When you receive your orders from us, you'll notice they always come with a hand-printed folded card or postcard.
Those are made by me on one of my tiny Japanese Gocco printers, which use a system that's halfway between a screen print and a rubber stamp. The Gocco can be notoriously difficult to get a good outcome from, but the look is perfectly imperfect for stationery accompanying parts for a car first made in 1989.
I've been using Goccos for over 20 years, and have made myriad projects with them. A relative of the Riso (it's actually made by Riso) the Gocco is a 1980s toy made for children, also used by adults and now something of a cult item, and is a gnarly, unpredictable and joyful little beast which uses small screens that are exposed with old-fashioned flash bulbs, similar to the kind you'd get with a separate flash unit on a 35mm camera. Battery-operated, the flash bulbs are single-use, as are the screws, so this is robustly not a great environmental choice - but it is obsolete, with consumables hard to find - and expensive when you do - that would otherwise simply be landfilled. I've got a storage loft full of them, and alternative screen solution lined up for when that day comes, so I plan on printing for a good while yet.
A to-size original is printed by laser printer into white paper, which has to have a nice and deep, even toner application - this can alternatively be created to-scale using the carbon-based Gocco pens you can still find from time to time. A new screen is slid into the holder, then placed under the plastic window and behind a removable blue screen where pressure is applied to the lid - this houses the batteries - and the popping flash bulbs expose the screen. 
The ink's then applied to the screen one colour at a time and built up once each colour dries.

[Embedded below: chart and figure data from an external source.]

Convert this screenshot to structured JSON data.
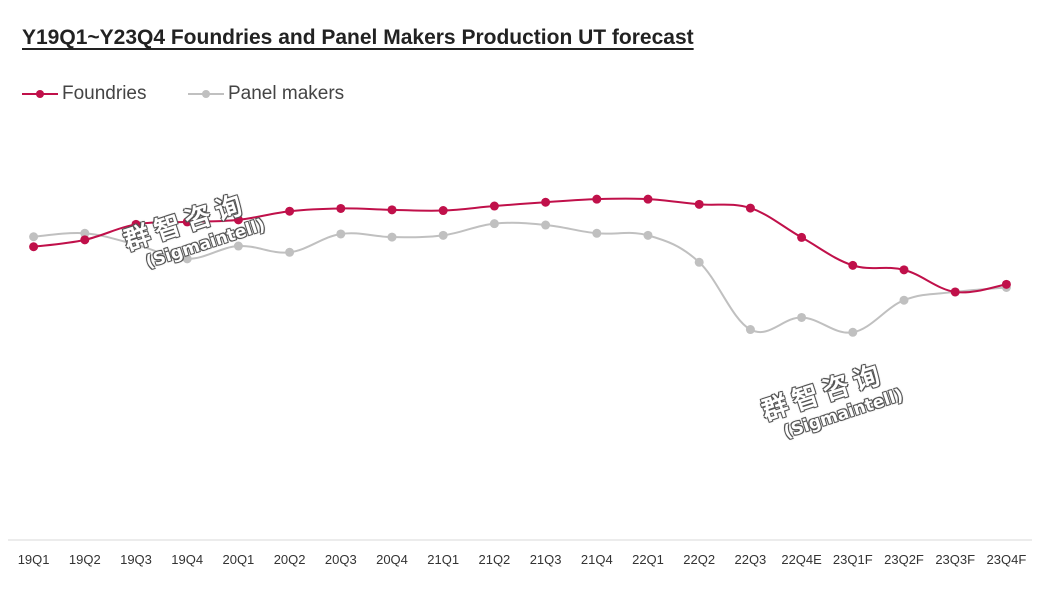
{
  "chart_data": {
    "type": "line",
    "title": "Y19Q1~Y23Q4 Foundries and Panel Makers Production UT forecast",
    "categories": [
      "19Q1",
      "19Q2",
      "19Q3",
      "19Q4",
      "20Q1",
      "20Q2",
      "20Q3",
      "20Q4",
      "21Q1",
      "21Q2",
      "21Q3",
      "21Q4",
      "22Q1",
      "22Q2",
      "22Q3",
      "22Q4E",
      "23Q1F",
      "23Q2F",
      "23Q3F",
      "23Q4F"
    ],
    "series": [
      {
        "name": "Foundries",
        "color": "#c0104a",
        "values": [
          85,
          87,
          91.5,
          92.2,
          92.8,
          95.3,
          96.1,
          95.7,
          95.5,
          96.8,
          97.9,
          98.8,
          98.8,
          97.3,
          96.2,
          87.7,
          79.6,
          78.3,
          71.9,
          74.1
        ]
      },
      {
        "name": "Panel makers",
        "color": "#c0c0c0",
        "values": [
          87.9,
          88.9,
          85.6,
          81.5,
          85.2,
          83.4,
          88.7,
          87.8,
          88.3,
          91.7,
          91.3,
          88.9,
          88.3,
          80.5,
          61,
          64.5,
          60.2,
          69.5,
          71.9,
          73.2
        ]
      }
    ],
    "ylim": [
      0,
      120
    ],
    "xlabel": "",
    "ylabel": "",
    "grid": false,
    "legend": "top-left"
  },
  "watermarks": [
    {
      "main": "群智咨询",
      "sub": "(Sigmaintell)"
    },
    {
      "main": "群智咨询",
      "sub": "(Sigmaintell)"
    }
  ]
}
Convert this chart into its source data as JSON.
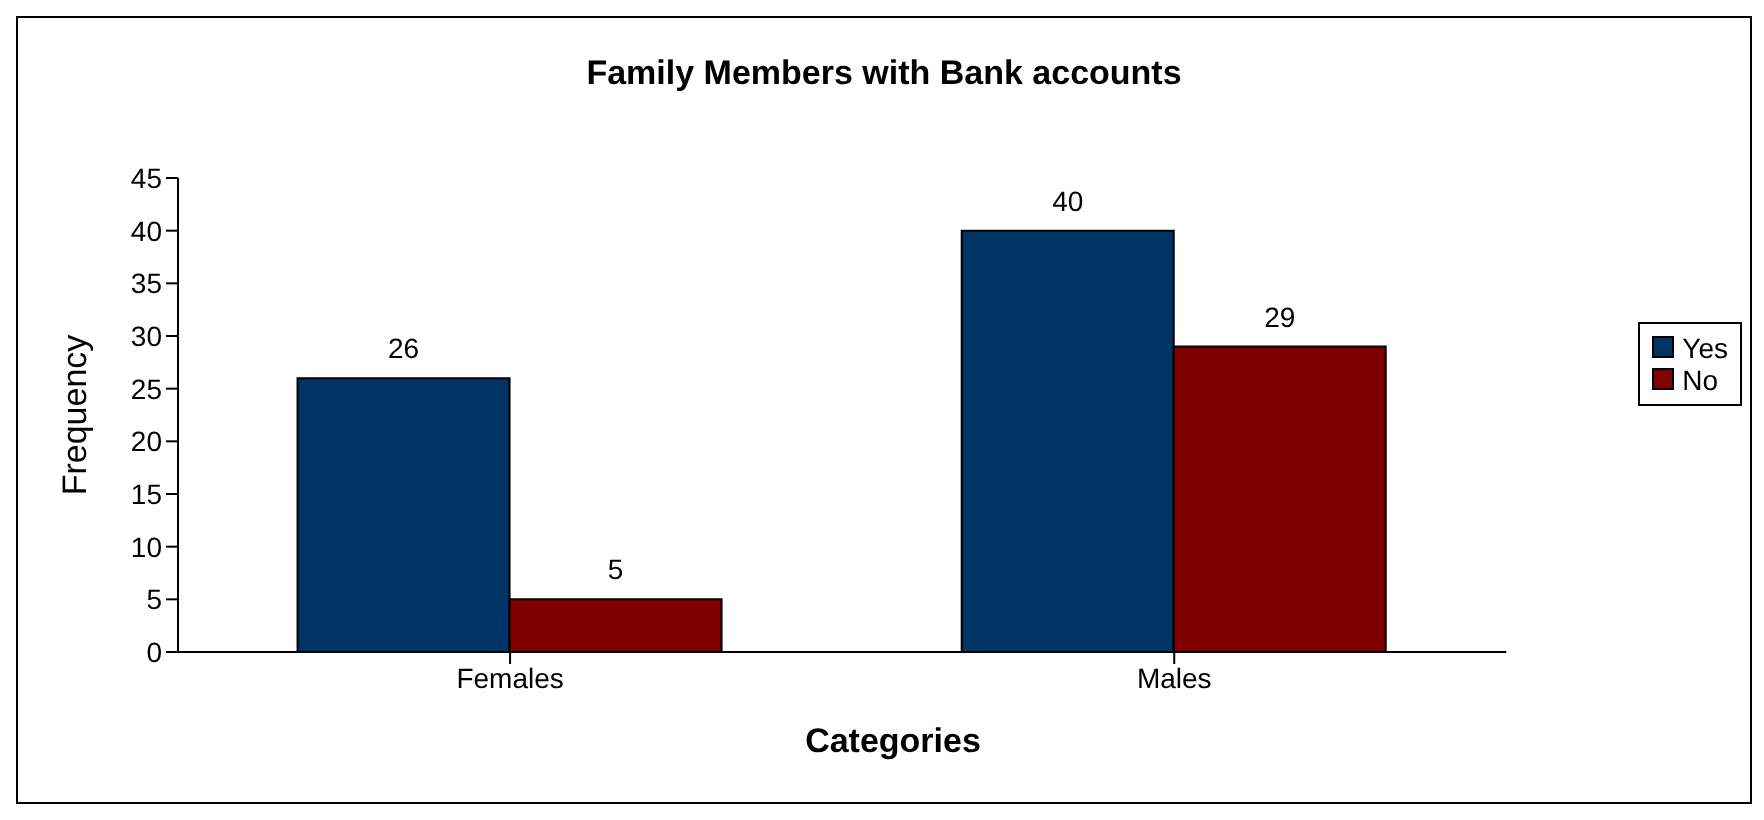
{
  "chart_data": {
    "type": "bar",
    "title": "Family Members with Bank accounts",
    "xlabel": "Categories",
    "ylabel": "Frequency",
    "categories": [
      "Females",
      "Males"
    ],
    "series": [
      {
        "name": "Yes",
        "color": "#003366",
        "values": [
          26,
          40
        ]
      },
      {
        "name": "No",
        "color": "#800000",
        "values": [
          5,
          29
        ]
      }
    ],
    "ylim": [
      0,
      45
    ],
    "yticks": [
      0,
      5,
      10,
      15,
      20,
      25,
      30,
      35,
      40,
      45
    ],
    "grid": false,
    "legend": "right",
    "data_labels": true
  }
}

Smelling the get-high printing inks and running my hands over the dried print, knowing that someone else at the other end will open a parcel and do the same thing, is a sensation I never get bored with. It’s one of the things that gives me joy in a very, very screen-based, fast-to-make world. I hope that it does the same for the recipients, a hark back to the times when you waited for a return hand-written letter, knowing that the hands of the writer — of whom, it is assumed here, you were fond — had touched the very same paper.